Another example is HCA’s investment in Tulane University Hospital in New Orleans.6 This arrangement bolstered the AMC’s financial security, while HCA gained prestige, market presence, and tertiary referral service.
- Among the successful mergers are those undertaken by Johns Hopkins Health System and Partners Healthcare. Examples of unsuccessful mergers include those undertaken by Henry Ford-Beaumont, Hershey Medical Center-Geisinger, WellStar-Emory, and Jefferson-Main Line Health.
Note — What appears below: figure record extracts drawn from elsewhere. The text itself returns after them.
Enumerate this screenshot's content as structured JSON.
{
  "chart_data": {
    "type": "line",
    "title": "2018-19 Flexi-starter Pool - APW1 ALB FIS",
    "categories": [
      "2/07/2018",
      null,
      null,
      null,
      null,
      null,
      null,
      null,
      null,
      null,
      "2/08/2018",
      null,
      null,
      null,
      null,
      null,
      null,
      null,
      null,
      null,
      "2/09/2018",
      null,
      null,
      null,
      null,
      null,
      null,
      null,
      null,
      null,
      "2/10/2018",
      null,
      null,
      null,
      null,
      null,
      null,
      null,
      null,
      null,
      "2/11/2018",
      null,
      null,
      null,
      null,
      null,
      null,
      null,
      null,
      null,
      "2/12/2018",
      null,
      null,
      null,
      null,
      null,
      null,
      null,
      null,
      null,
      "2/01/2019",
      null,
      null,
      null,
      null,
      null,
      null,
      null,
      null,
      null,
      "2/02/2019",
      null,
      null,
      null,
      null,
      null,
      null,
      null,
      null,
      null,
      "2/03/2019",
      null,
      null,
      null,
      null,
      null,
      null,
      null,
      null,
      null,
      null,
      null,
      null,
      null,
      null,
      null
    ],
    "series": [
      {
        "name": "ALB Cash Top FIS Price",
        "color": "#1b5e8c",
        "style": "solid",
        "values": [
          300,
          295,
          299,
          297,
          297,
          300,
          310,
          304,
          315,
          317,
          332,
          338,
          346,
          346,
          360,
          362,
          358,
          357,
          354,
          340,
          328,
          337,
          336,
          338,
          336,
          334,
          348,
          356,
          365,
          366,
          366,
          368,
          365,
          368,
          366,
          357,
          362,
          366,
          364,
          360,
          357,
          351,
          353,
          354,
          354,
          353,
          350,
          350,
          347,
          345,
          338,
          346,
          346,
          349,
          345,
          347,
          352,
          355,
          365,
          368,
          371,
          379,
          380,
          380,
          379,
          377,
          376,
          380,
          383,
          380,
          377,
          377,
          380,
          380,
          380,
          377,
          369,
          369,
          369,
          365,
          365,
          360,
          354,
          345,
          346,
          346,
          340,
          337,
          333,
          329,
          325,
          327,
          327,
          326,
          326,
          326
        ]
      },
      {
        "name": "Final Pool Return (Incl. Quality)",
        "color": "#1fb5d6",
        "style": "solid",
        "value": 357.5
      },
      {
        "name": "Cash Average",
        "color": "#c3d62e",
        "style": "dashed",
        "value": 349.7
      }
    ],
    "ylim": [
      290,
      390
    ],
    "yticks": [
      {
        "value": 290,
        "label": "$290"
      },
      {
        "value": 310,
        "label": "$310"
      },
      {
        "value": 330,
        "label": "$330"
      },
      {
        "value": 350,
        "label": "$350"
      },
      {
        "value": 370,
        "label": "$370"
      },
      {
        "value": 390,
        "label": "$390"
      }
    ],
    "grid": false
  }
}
- McKinsey press search. Also, Levin Associates. Hospital Acquisition Report, 2015. April 2015.
- Malani R, Sherwood A, Sutaria S. The smarter scale equation. The Post-reform Health System: Meeting the Challenges Ahead. McKinsey & Company. May 2013.
- Delaware Valley ACO website. Who we are. dvaco.org/about/.
- Williams L. Bold new alliance among Houston’s leading health care providers to transform care delivery in the region. Baylor College of Medicine press release. January 7, 2014.
- Tulane Medical Center website. About Tulane Medical Center. tulanehealthcare.com.